Selection of TP53 Mutations in Cancer
Specific mutational hotspots for TP53 missense variants in the DBD are observed in cancer. This is partly due to the high susceptibility of certain DNA sequences to mutagenic processes and environmental factors. These hotspots do not necessarily indicate a gain of oncogenic function but rather reflect the protein’s intrinsic fragility and vulnerability to the mutagenic environment.
Most TP53 missense mutations in cancer lead to a loss of function, and the prevalence of individual variants aligns with mutational likelihood and immune system recognition.
Functional studies show that removing mutant TP53 does not affect cancer growth, supporting the view that TP53 mutations primarily impair tumor suppression rather than driving new oncogenic functions.

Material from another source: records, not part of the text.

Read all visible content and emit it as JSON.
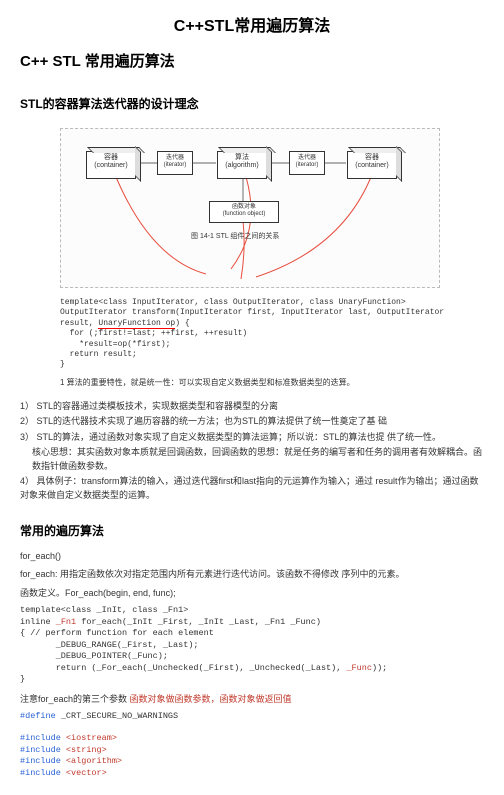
{
  "title_main": "C++STL常用遍历算法",
  "title_sub": "C++ STL 常用遍历算法",
  "section1": "STL的容器算法迭代器的设计理念",
  "diagram": {
    "box_left": "容器\n(container)",
    "iter1": "迭代器\n(iterator)",
    "box_mid": "算法\n(algorithm)",
    "iter2": "迭代器\n(iterator)",
    "box_right": "容器\n(container)",
    "func_obj": "函数对象\n(function object)",
    "caption": "图 14-1  STL 组件之间的关系"
  },
  "code1_l1": "template<class InputIterator, class OutputIterator, class UnaryFunction>",
  "code1_l2": "OutputIterator transform(InputIterator first, InputIterator last, OutputIterator",
  "code1_l3a": "result, ",
  "code1_l3b": "UnaryFunction op",
  "code1_l3c": ") {",
  "code1_l4": "  for (;first!=last; ++first, ++result)",
  "code1_l5": "    *result=op(*first);",
  "code1_l6": "  return result;",
  "code1_l7": "}",
  "note1": "1  算法的重要特性，就是统一性：可以实现自定义数据类型和标准数据类型的迭算。",
  "p1": "1）  STL的容器通过类模板技术，实现数据类型和容器模型的分离",
  "p2": "2）  STL的迭代器技术实现了遍历容器的统一方法；也为STL的算法提供了统一性奠定了基 础",
  "p3": "3）  STL的算法，通过函数对象实现了自定义数据类型的算法运算；所以说：STL的算法也提 供了统一性。",
  "p3b": "核心思想：其实函数对象本质就是回调函数，回调函数的思想：就是任务的编写者和任务的调用者有效解耦合。函数指针做函数参数。",
  "p4": "4）  具体例子：transform算法的输入，通过迭代器first和last指向的元运算作为输入；通过 result作为输出；通过函数对象来做自定义数据类型的运算。",
  "section2": "常用的遍历算法",
  "fn_each": "for_each()",
  "fn_desc": "for_each: 用指定函数依次对指定范围内所有元素进行迭代访问。该函数不得修改 序列中的元素。",
  "fn_def": "函数定义。For_each(begin, end, func);",
  "tpl_l1": "template<class _InIt, class _Fn1>",
  "tpl_l2a": "inline ",
  "tpl_l2b": "_Fn1",
  "tpl_l2c": " for_each(_InIt _First, _InIt _Last, _Fn1 _Func)",
  "tpl_l3": "{ // perform function for each element",
  "tpl_l4": "       _DEBUG_RANGE(_First, _Last);",
  "tpl_l5": "       _DEBUG_POINTER(_Func);",
  "tpl_l6a": "       return (_For_each(_Unchecked(_First), _Unchecked(_Last), ",
  "tpl_l6b": "_Func",
  "tpl_l6c": "));",
  "tpl_l7": "}",
  "note2a": "注意for_each的第三个参数 ",
  "note2b": "函数对象做函数参数，函数对象做返回值",
  "define_l": "#define",
  "define_r": " _CRT_SECURE_NO_WARNINGS",
  "inc1a": "#include ",
  "inc1b": "<iostream>",
  "inc2a": "#include ",
  "inc2b": "<string>",
  "inc3a": "#include ",
  "inc3b": "<algorithm>",
  "inc4a": "#include ",
  "inc4b": "<vector>"
}
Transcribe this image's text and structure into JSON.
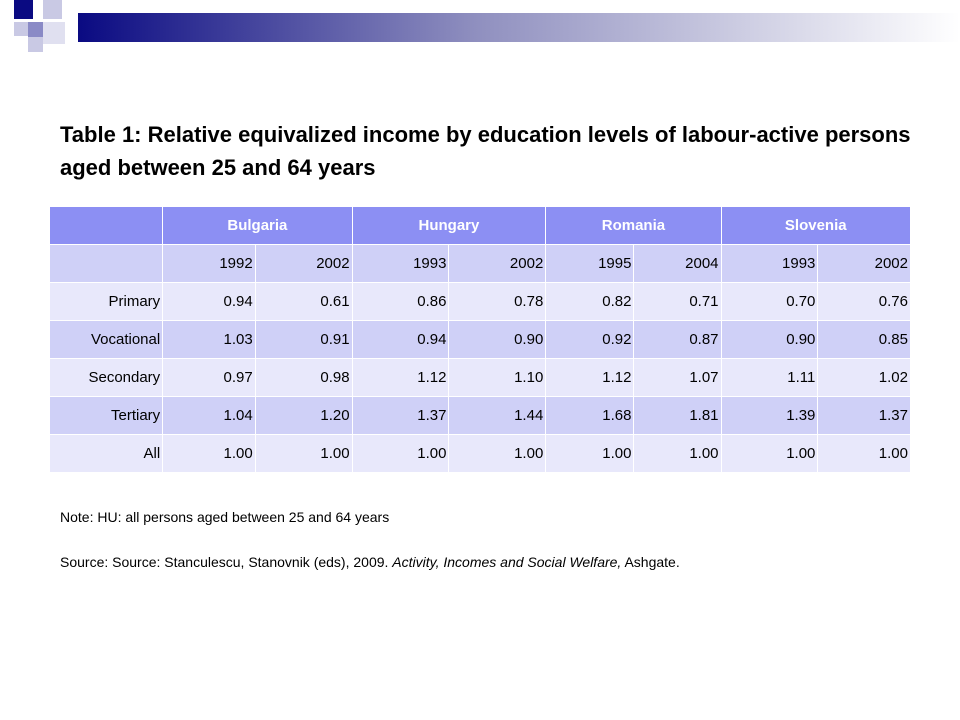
{
  "title": "Table 1: Relative equivalized income by education levels of labour-active persons aged between 25 and 64 years",
  "colors": {
    "header_bg": "#8c8ff3",
    "row_dark": "#cfd0f7",
    "row_light": "#e8e8fb"
  },
  "table": {
    "countries": [
      "Bulgaria",
      "Hungary",
      "Romania",
      "Slovenia"
    ],
    "years": [
      "1992",
      "2002",
      "1993",
      "2002",
      "1995",
      "2004",
      "1993",
      "2002"
    ],
    "rows": [
      {
        "label": "Primary",
        "values": [
          "0.94",
          "0.61",
          "0.86",
          "0.78",
          "0.82",
          "0.71",
          "0.70",
          "0.76"
        ]
      },
      {
        "label": "Vocational",
        "values": [
          "1.03",
          "0.91",
          "0.94",
          "0.90",
          "0.92",
          "0.87",
          "0.90",
          "0.85"
        ]
      },
      {
        "label": "Secondary",
        "values": [
          "0.97",
          "0.98",
          "1.12",
          "1.10",
          "1.12",
          "1.07",
          "1.11",
          "1.02"
        ]
      },
      {
        "label": "Tertiary",
        "values": [
          "1.04",
          "1.20",
          "1.37",
          "1.44",
          "1.68",
          "1.81",
          "1.39",
          "1.37"
        ]
      },
      {
        "label": "All",
        "values": [
          "1.00",
          "1.00",
          "1.00",
          "1.00",
          "1.00",
          "1.00",
          "1.00",
          "1.00"
        ]
      }
    ]
  },
  "note": "Note: HU: all persons aged between 25 and 64 years",
  "source": {
    "prefix": "Source: Source: Stanculescu, Stanovnik (eds), 2009. ",
    "book_title": "Activity, Incomes and Social Welfare,",
    "suffix": " Ashgate."
  }
}
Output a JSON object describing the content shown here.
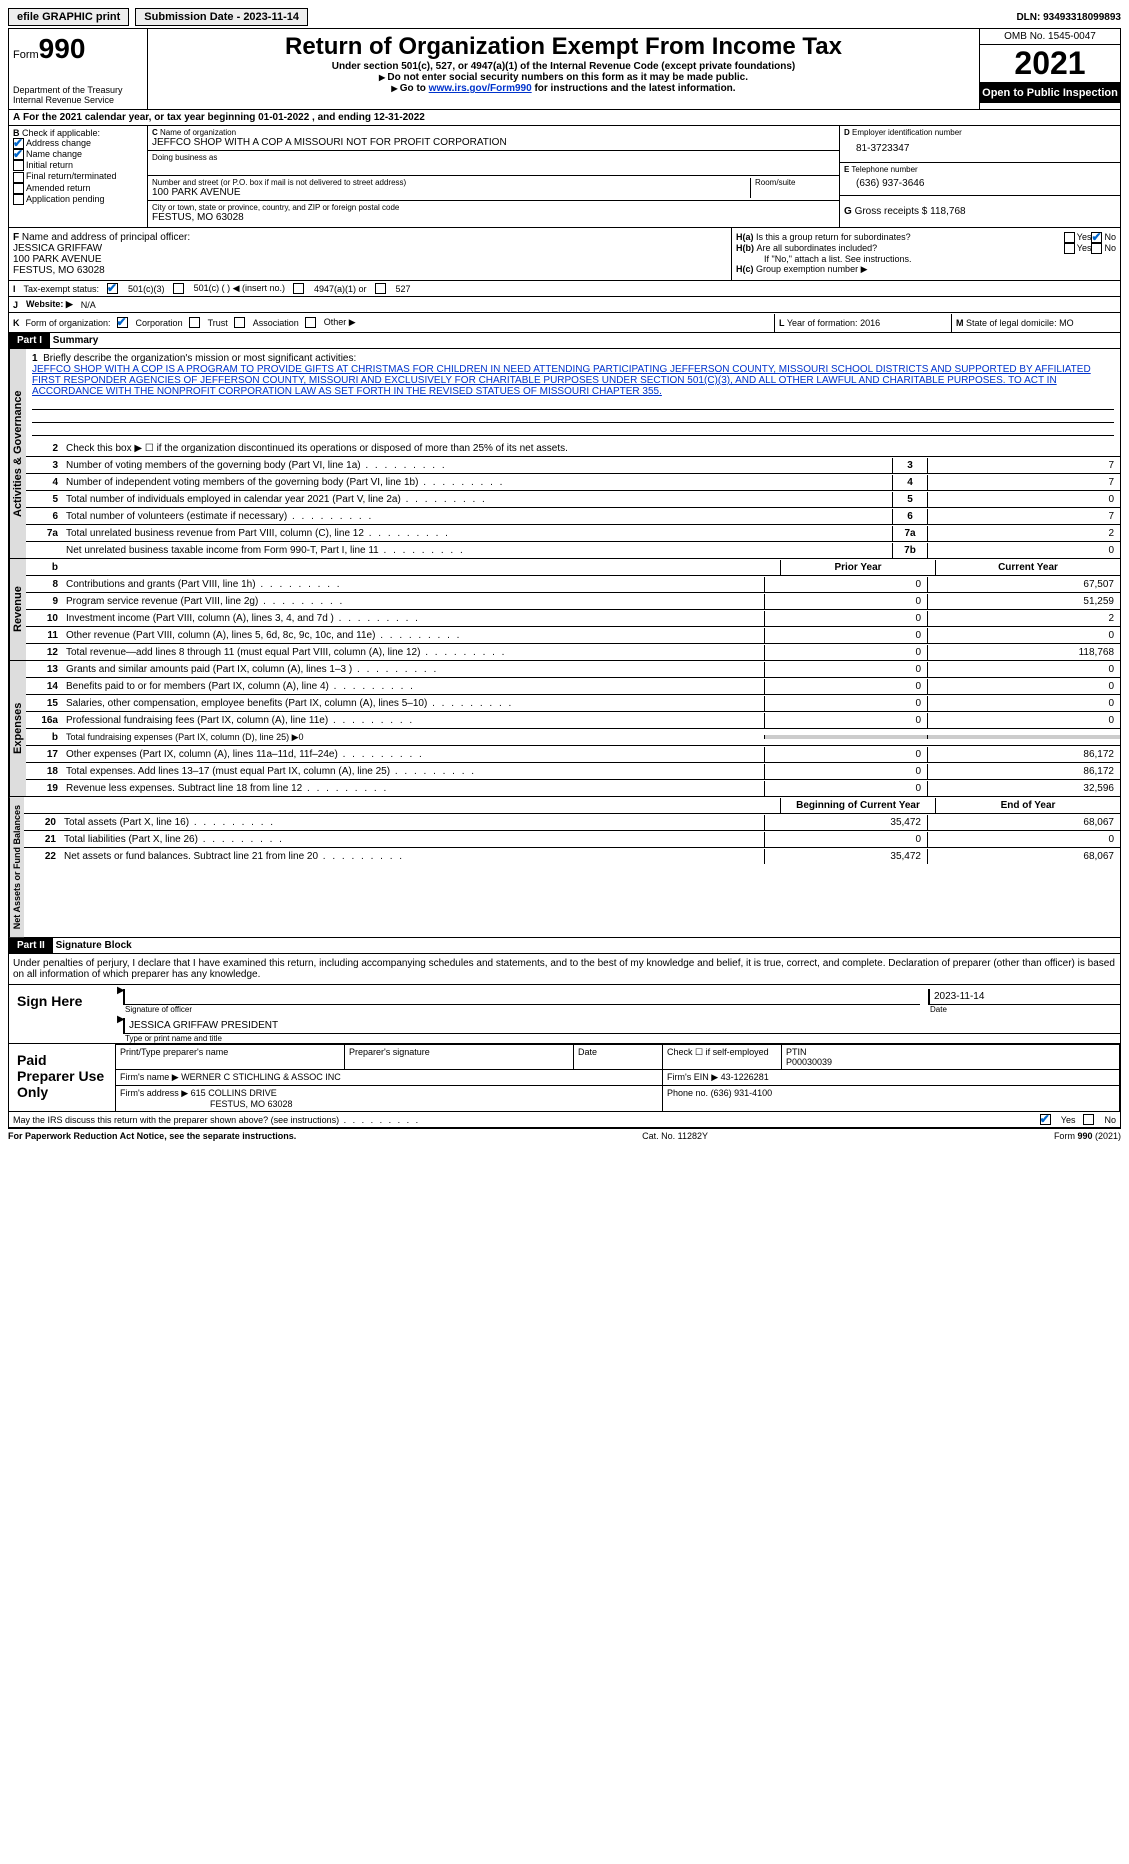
{
  "topbar": {
    "efile": "efile GRAPHIC print",
    "submission": "Submission Date - 2023-11-14",
    "dln_label": "DLN:",
    "dln": "93493318099893"
  },
  "header": {
    "form_prefix": "Form",
    "form_num": "990",
    "dept": "Department of the Treasury",
    "irs": "Internal Revenue Service",
    "title": "Return of Organization Exempt From Income Tax",
    "sub1": "Under section 501(c), 527, or 4947(a)(1) of the Internal Revenue Code (except private foundations)",
    "sub2": "Do not enter social security numbers on this form as it may be made public.",
    "sub3_pre": "Go to ",
    "sub3_link": "www.irs.gov/Form990",
    "sub3_post": " for instructions and the latest information.",
    "omb": "OMB No. 1545-0047",
    "year": "2021",
    "otp": "Open to Public Inspection"
  },
  "rowA": "For the 2021 calendar year, or tax year beginning 01-01-2022    , and ending 12-31-2022",
  "boxB": {
    "label": "Check if applicable:",
    "items": [
      "Address change",
      "Name change",
      "Initial return",
      "Final return/terminated",
      "Amended return",
      "Application pending"
    ]
  },
  "boxC": {
    "name_label": "Name of organization",
    "name": "JEFFCO SHOP WITH A COP A MISSOURI NOT FOR PROFIT CORPORATION",
    "dba_label": "Doing business as",
    "street_label": "Number and street (or P.O. box if mail is not delivered to street address)",
    "street": "100 PARK AVENUE",
    "room_label": "Room/suite",
    "city_label": "City or town, state or province, country, and ZIP or foreign postal code",
    "city": "FESTUS, MO  63028"
  },
  "boxD": {
    "label": "Employer identification number",
    "val": "81-3723347"
  },
  "boxE": {
    "label": "Telephone number",
    "val": "(636) 937-3646"
  },
  "boxG": {
    "label": "Gross receipts $",
    "val": "118,768"
  },
  "boxF": {
    "label": "Name and address of principal officer:",
    "name": "JESSICA GRIFFAW",
    "street": "100 PARK AVENUE",
    "city": "FESTUS, MO  63028"
  },
  "boxH": {
    "a": "Is this a group return for subordinates?",
    "b": "Are all subordinates included?",
    "b_note": "If \"No,\" attach a list. See instructions.",
    "c": "Group exemption number ▶"
  },
  "rowI": {
    "label": "Tax-exempt status:",
    "opts": [
      "501(c)(3)",
      "501(c) (  ) ◀ (insert no.)",
      "4947(a)(1) or",
      "527"
    ]
  },
  "rowJ": {
    "label": "Website: ▶",
    "val": "N/A"
  },
  "rowK": {
    "label": "Form of organization:",
    "opts": [
      "Corporation",
      "Trust",
      "Association",
      "Other ▶"
    ]
  },
  "rowL": {
    "label": "Year of formation:",
    "val": "2016"
  },
  "rowM": {
    "label": "State of legal domicile:",
    "val": "MO"
  },
  "part1": {
    "header": "Part I",
    "title": "Summary",
    "tab1": "Activities & Governance",
    "line1_label": "Briefly describe the organization's mission or most significant activities:",
    "mission": "JEFFCO SHOP WITH A COP IS A PROGRAM TO PROVIDE GIFTS AT CHRISTMAS FOR CHILDREN IN NEED ATTENDING PARTICIPATING JEFFERSON COUNTY, MISSOURI SCHOOL DISTRICTS AND SUPPORTED BY AFFILIATED FIRST RESPONDER AGENCIES OF JEFFERSON COUNTY, MISSOURI AND EXCLUSIVELY FOR CHARITABLE PURPOSES UNDER SECTION 501(C)(3), AND ALL OTHER LAWFUL AND CHARITABLE PURPOSES. TO ACT IN ACCORDANCE WITH THE NONPROFIT CORPORATION LAW AS SET FORTH IN THE REVISED STATUES OF MISSOURI CHAPTER 355.",
    "line2": "Check this box ▶ ☐  if the organization discontinued its operations or disposed of more than 25% of its net assets.",
    "rows_ag": [
      {
        "n": "3",
        "t": "Number of voting members of the governing body (Part VI, line 1a)",
        "b": "3",
        "v": "7"
      },
      {
        "n": "4",
        "t": "Number of independent voting members of the governing body (Part VI, line 1b)",
        "b": "4",
        "v": "7"
      },
      {
        "n": "5",
        "t": "Total number of individuals employed in calendar year 2021 (Part V, line 2a)",
        "b": "5",
        "v": "0"
      },
      {
        "n": "6",
        "t": "Total number of volunteers (estimate if necessary)",
        "b": "6",
        "v": "7"
      },
      {
        "n": "7a",
        "t": "Total unrelated business revenue from Part VIII, column (C), line 12",
        "b": "7a",
        "v": "2"
      },
      {
        "n": "",
        "t": "Net unrelated business taxable income from Form 990-T, Part I, line 11",
        "b": "7b",
        "v": "0"
      }
    ],
    "tab2": "Revenue",
    "col_prior": "Prior Year",
    "col_current": "Current Year",
    "rows_rev": [
      {
        "n": "8",
        "t": "Contributions and grants (Part VIII, line 1h)",
        "p": "0",
        "c": "67,507"
      },
      {
        "n": "9",
        "t": "Program service revenue (Part VIII, line 2g)",
        "p": "0",
        "c": "51,259"
      },
      {
        "n": "10",
        "t": "Investment income (Part VIII, column (A), lines 3, 4, and 7d )",
        "p": "0",
        "c": "2"
      },
      {
        "n": "11",
        "t": "Other revenue (Part VIII, column (A), lines 5, 6d, 8c, 9c, 10c, and 11e)",
        "p": "0",
        "c": "0"
      },
      {
        "n": "12",
        "t": "Total revenue—add lines 8 through 11 (must equal Part VIII, column (A), line 12)",
        "p": "0",
        "c": "118,768"
      }
    ],
    "tab3": "Expenses",
    "rows_exp": [
      {
        "n": "13",
        "t": "Grants and similar amounts paid (Part IX, column (A), lines 1–3 )",
        "p": "0",
        "c": "0"
      },
      {
        "n": "14",
        "t": "Benefits paid to or for members (Part IX, column (A), line 4)",
        "p": "0",
        "c": "0"
      },
      {
        "n": "15",
        "t": "Salaries, other compensation, employee benefits (Part IX, column (A), lines 5–10)",
        "p": "0",
        "c": "0"
      },
      {
        "n": "16a",
        "t": "Professional fundraising fees (Part IX, column (A), line 11e)",
        "p": "0",
        "c": "0"
      },
      {
        "n": "b",
        "t": "Total fundraising expenses (Part IX, column (D), line 25) ▶0",
        "p": "",
        "c": "",
        "gray": true
      },
      {
        "n": "17",
        "t": "Other expenses (Part IX, column (A), lines 11a–11d, 11f–24e)",
        "p": "0",
        "c": "86,172"
      },
      {
        "n": "18",
        "t": "Total expenses. Add lines 13–17 (must equal Part IX, column (A), line 25)",
        "p": "0",
        "c": "86,172"
      },
      {
        "n": "19",
        "t": "Revenue less expenses. Subtract line 18 from line 12",
        "p": "0",
        "c": "32,596"
      }
    ],
    "tab4": "Net Assets or Fund Balances",
    "col_begin": "Beginning of Current Year",
    "col_end": "End of Year",
    "rows_na": [
      {
        "n": "20",
        "t": "Total assets (Part X, line 16)",
        "p": "35,472",
        "c": "68,067"
      },
      {
        "n": "21",
        "t": "Total liabilities (Part X, line 26)",
        "p": "0",
        "c": "0"
      },
      {
        "n": "22",
        "t": "Net assets or fund balances. Subtract line 21 from line 20",
        "p": "35,472",
        "c": "68,067"
      }
    ]
  },
  "part2": {
    "header": "Part II",
    "title": "Signature Block",
    "decl": "Under penalties of perjury, I declare that I have examined this return, including accompanying schedules and statements, and to the best of my knowledge and belief, it is true, correct, and complete. Declaration of preparer (other than officer) is based on all information of which preparer has any knowledge.",
    "sign_here": "Sign Here",
    "sig_officer": "Signature of officer",
    "sig_date": "Date",
    "sig_date_val": "2023-11-14",
    "officer_name": "JESSICA GRIFFAW  PRESIDENT",
    "type_name": "Type or print name and title",
    "paid": "Paid Preparer Use Only",
    "prep_name_label": "Print/Type preparer's name",
    "prep_sig_label": "Preparer's signature",
    "date_label": "Date",
    "check_self": "Check ☐ if self-employed",
    "ptin_label": "PTIN",
    "ptin": "P00030039",
    "firm_name_label": "Firm's name    ▶",
    "firm_name": "WERNER C STICHLING & ASSOC INC",
    "firm_ein_label": "Firm's EIN ▶",
    "firm_ein": "43-1226281",
    "firm_addr_label": "Firm's address ▶",
    "firm_addr1": "615 COLLINS DRIVE",
    "firm_addr2": "FESTUS, MO  63028",
    "phone_label": "Phone no.",
    "phone": "(636) 931-4100",
    "discuss": "May the IRS discuss this return with the preparer shown above? (see instructions)"
  },
  "footer": {
    "left": "For Paperwork Reduction Act Notice, see the separate instructions.",
    "mid": "Cat. No. 11282Y",
    "right": "Form 990 (2021)"
  }
}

Additionally, some hotspot mutations are less immunogenic, suggesting that immune evasion plays a role in their selection, further complicating the relationship between mutation prevalence and cancer-driving effects.
The frequency of TP53 mutations varies by tumor type and can be influenced by cell-specific factors and co-mutated oncogenes, which interact with mutant p53 to enhance cancer progression.
TP53 and its Evolutionary Past
The diversity of oncogenic TP53 variants primarily arises from the protein’s fragile and extended functional domain, making it susceptible to frequent single nucleotide substitutions (SNS) in both normal and tumor cells. While in vitro studies and mouse models suggest that some variants may exhibit diverse antimorphic or neomorphic activities, their clinical relevance remains uncertain.
The rapid evolution of p53 compared to its more stable paralogs, like p63 and p73, has contributed to its unique instability. This instability, while advantageous for its functional adaptability, makes p53 particularly susceptible to mutations.
Typically, protein structures are resilient to sequence changes, having evolved for optimal function rather than stability. The extreme fragility of p53 may enable it to adapt its conformation to cellular perturbations and allow for rapid turnover. Unlike its more stable paralogs, p53 has evolved more quickly, affecting its stability. In vertebrates, there’s a correlation between the thermodynamic stability of p53’s DNA-binding domain and the organism’s body temperature, indicating that human p53 has evolved to be only marginally stable, which contributes to its vulnerability to mutations.
Conclusion
In conclusion, the study highlights how p53’s evolutionary structure makes it particularly vulnerable to mutations that impair its tumor-suppressive function. This vulnerability is not merely a consequence of genetic instability but reflects a complex balance between adaptability, structural fragility, and evolutionary pressures.